Receptores críticos. La pelota vuelve a estar en el tejado del consumidor, del lector, que debe estar alerta a la carga de contenidos que recibe y a las intenciones que esconde cualquier texto. Porque si bien estamos entrenados para descifrar con éxito el trasfondo de un periódico o un medio de comunicación convencional, en los nuevos formatos somos unos amateurs. Y a través de ellos es precisamente donde ejercemos más tiempo como lectores: en las webs, los mails, los blogs y los chats (los dos mil millones de cibernautas en el mundo –según datos de Internet World Stats– son sensibles a esta embestida virtual). “La inmensa cantidad de cosas que circula por la Red es mucho peor que la falta de información. Demasiada información hace mal”, asegura Eco, para quien “conocer es cortar y seleccionar”. ¿Estamos preparados para realizar el proceso de filtración?
Impulso pedagógico. Preparar analógicamente a los jóvenes es un sinsentido, pues el futuro funcionará en clave de código binario. Por eso, educadores de todo el mundo recomiendan que las PCs entren en las aulas para siempre. Y no sólo para estar más entrenados con su futuro cercano, sino también porque el uso de las TIC en la educación mejora las habilidades en expresión oral, y las competencias vinculadas a la búsqueda, selección y análisis crítico de la información (según un artículo publicado recientemente en la Revista Latinoamericana de Tecnología Educativa).

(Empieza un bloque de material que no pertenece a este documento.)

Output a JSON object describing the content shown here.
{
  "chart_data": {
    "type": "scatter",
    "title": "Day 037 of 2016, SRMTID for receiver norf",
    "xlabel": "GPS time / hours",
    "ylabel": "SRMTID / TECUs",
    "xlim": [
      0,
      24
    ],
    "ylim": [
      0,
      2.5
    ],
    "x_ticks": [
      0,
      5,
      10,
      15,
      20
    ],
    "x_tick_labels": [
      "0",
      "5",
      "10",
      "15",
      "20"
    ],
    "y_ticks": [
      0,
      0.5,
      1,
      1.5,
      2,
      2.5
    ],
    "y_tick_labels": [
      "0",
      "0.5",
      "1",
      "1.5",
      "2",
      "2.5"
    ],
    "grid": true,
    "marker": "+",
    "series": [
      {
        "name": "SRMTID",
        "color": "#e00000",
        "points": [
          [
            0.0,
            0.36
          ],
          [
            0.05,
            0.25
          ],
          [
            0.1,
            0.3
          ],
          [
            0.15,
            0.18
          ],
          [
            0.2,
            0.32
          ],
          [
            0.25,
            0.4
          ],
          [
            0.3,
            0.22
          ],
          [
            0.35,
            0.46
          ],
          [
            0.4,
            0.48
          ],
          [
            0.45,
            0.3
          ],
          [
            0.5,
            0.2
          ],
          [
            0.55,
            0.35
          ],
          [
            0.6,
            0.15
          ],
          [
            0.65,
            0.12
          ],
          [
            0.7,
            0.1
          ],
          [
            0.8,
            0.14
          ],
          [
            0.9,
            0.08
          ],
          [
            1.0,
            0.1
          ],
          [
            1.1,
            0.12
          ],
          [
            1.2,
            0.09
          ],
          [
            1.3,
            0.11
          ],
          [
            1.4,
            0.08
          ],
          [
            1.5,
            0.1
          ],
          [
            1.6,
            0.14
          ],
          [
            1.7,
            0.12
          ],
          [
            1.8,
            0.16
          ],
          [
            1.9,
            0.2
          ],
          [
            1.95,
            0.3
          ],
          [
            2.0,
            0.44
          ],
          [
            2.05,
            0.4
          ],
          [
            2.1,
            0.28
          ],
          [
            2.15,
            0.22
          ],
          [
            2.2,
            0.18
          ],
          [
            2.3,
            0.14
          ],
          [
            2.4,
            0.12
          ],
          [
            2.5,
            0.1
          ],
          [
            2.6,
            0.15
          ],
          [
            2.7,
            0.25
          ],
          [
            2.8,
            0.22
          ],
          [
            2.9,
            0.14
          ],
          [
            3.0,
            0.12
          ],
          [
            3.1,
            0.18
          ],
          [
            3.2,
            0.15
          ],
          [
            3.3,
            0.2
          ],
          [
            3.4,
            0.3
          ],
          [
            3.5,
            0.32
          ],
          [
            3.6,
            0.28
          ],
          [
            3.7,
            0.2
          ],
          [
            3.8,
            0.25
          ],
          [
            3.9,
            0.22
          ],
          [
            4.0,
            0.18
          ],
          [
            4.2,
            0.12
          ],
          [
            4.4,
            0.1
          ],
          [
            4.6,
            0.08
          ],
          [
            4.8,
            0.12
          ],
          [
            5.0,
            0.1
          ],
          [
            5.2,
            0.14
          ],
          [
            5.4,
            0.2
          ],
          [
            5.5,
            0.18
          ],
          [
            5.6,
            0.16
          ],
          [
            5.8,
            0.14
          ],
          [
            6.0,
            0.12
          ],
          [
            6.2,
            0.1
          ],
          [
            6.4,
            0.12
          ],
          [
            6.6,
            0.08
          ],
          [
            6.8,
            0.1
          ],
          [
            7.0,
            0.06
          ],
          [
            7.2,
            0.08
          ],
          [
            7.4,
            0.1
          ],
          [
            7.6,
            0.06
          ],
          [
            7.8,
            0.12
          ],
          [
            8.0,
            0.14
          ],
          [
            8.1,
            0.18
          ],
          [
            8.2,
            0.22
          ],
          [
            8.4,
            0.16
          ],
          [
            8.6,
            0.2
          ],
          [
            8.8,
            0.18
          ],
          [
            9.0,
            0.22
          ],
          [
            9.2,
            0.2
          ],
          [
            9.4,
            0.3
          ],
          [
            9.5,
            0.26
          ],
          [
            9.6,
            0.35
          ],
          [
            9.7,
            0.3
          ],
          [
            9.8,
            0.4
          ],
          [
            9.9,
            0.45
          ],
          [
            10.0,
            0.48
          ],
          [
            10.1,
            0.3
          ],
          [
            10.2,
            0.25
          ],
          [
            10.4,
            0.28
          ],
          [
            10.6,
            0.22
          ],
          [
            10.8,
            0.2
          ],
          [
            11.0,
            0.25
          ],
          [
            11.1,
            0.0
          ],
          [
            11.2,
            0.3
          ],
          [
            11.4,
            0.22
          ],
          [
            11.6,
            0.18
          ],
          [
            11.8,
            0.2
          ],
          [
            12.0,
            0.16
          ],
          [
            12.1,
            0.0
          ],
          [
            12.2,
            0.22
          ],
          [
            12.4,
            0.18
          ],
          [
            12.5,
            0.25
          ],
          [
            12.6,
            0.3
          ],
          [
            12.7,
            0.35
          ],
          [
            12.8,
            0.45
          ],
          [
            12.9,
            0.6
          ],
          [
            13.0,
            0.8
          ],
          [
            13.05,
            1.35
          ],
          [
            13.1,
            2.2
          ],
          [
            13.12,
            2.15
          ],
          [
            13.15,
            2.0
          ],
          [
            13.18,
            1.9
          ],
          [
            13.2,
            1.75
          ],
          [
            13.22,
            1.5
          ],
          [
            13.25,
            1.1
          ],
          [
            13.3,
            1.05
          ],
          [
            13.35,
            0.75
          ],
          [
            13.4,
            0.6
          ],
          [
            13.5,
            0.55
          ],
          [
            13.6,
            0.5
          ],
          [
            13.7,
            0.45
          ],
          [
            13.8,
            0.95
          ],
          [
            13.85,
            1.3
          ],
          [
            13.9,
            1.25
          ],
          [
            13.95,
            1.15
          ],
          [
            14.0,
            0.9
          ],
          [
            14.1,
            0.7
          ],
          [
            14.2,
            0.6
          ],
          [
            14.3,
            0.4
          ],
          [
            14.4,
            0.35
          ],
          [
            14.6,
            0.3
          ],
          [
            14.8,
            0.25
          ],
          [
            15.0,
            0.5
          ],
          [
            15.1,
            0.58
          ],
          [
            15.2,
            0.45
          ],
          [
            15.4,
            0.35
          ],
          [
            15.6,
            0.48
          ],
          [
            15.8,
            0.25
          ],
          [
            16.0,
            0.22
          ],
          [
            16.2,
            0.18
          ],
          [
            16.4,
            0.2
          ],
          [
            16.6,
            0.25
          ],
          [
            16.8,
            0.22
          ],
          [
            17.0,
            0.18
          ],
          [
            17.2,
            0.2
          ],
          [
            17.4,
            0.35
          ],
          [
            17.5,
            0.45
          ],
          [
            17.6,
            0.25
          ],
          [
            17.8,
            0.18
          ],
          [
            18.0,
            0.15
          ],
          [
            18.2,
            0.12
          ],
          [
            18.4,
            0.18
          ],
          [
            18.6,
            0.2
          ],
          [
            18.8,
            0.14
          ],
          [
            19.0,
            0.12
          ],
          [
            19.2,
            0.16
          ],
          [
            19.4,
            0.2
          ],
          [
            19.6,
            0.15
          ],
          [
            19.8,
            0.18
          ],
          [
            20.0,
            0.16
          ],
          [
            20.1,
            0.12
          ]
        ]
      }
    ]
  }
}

Y es que los maestros, más allá de trasladar contenidos, deberán enseñar a los alumnos cómo evitar ser manipulados y cómo hacer uso de los datos que obtienen (los chicos, aunque sean nativos digitales, no aprenden solos). ¿Podremos dejar de ser marionetas en manos de cualquier mensaje?
El futuro. Daniel Cassany, autor del libro “Tras las líneas: sobre la lectura contemporánea”, afirma que Internet es una auténtica revolución a la hora de transmitir conocimiento porque es “infinitamente” más rápida, barata y eficaz que un libro, y porque presenta características insólitas, como la hipertextualidad (el preciado link) y la interacción directa con el lector. Y éstas, opina Cassany, son sólo las primeras de un fenómeno que recién empieza. Así como la imprenta de Gutenberg esperó siglos para poder materializar las posibilidades técnicas que ofrecía, el camino que trazará la Red en los próximos tiempos es desconocido y los límites, insospechados. ¿Cómo navegaremos en unos años? Ésa es la gran incógnita.